Melgunov Sergey (1879–1956) – historian, journalist, liberal social activist, a bright representative of Russian emigration circles.

As early as in his gymnasium years, M. was interested in the problem of social position of minor religious groups, and their place in the history of Russia. In 1899-1904, he studied at the Historical and Philological Faculty of the Moscow University, where he was supervised by leading Professors-historians: V. I. Gerie, and V. O. Kliuchevsky. He actively participated in the work of the students’ society under the leadership of Professor Prince S. N. Trubetskoy. There M. made a repost ‘On the Significance of the Dissent and Sectarianism in the Russian Life’, where he argued for the progressive role of those religious Phenomena for the development of Russia. Later, that repost served as a foundation of his Candidate thesis ‘Religious-Mystical Movements in the Seventeenth – Eighteenth Centuries’.

After graduating, he taught history in private gymnasium of Moscow. In 1900-1916, as an independent writer and journalist, he worked for the historical department of the liberal newspaper ‘Russkie vedomosti’, where he recommended himself as a brave critic of the state-and-church relations, persistent champion of the principles of the freedom of conscience and of the separation of the Church from the State. In 1905, he met L. N. Tolstoy. In 1905-1906, M. published articles in ‘Russkie vedomosti’, later included into his famous booklet ‘The Old Believers and the Freedom of Conscience’; there he interpreted the Old Believers as the opposition to the autocracy and Orthodoxy, and formulated his views at the interrelations of the State and the Church.
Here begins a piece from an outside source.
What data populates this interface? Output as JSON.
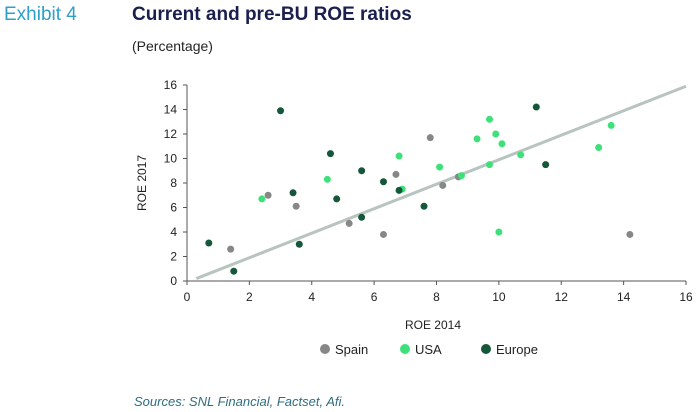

Since 1906, he worked for the newspaper ‘Narodnoe delo’ which argued for the constitutional system and for the parliament; there he published his articles ‘The Church and the State’ and ‘The New Law on the Religious Tolerance’. In 1906, he entered the party of Constitutional Democrats (CD) and was actively involved into the elections to the II State Duma; one of the central points of his program was the freedom of conscience in Russia. The analysis of the existing situation, shaped after the Order of Religious Tolerance from April 17. 1905, was made by M. in his work ‘The Church and the State in Russia (on the Issue of the Freedom of Conscience)’. In 1906, he moved to the party of People’s Socialists. In 1911, he founded the publishing house ‘Zadruga’, where he published many of his own works.

In March 1917, the Temporary Government appointed him the Executive Representative officer on getting and classifying the archives of the Ministry of Domestic Affairs, Moscow Ecclesiastic Consistory, and Missionary Council.

In the spring 1918, he headed the Moscow Branch of the ‘Union for the Resurrection of Russia’, was arrested; in 1920, he was sentenced to death in the frames of the affair of ‘Tactic Centre’; but later that measure was changed for ten years of imprisoning. On the request of V. Figner and P. Kropotkin, he was released; in 1922, he was arrested again and sent out of Russia.

In emigration he kept writing works on the history of Russia.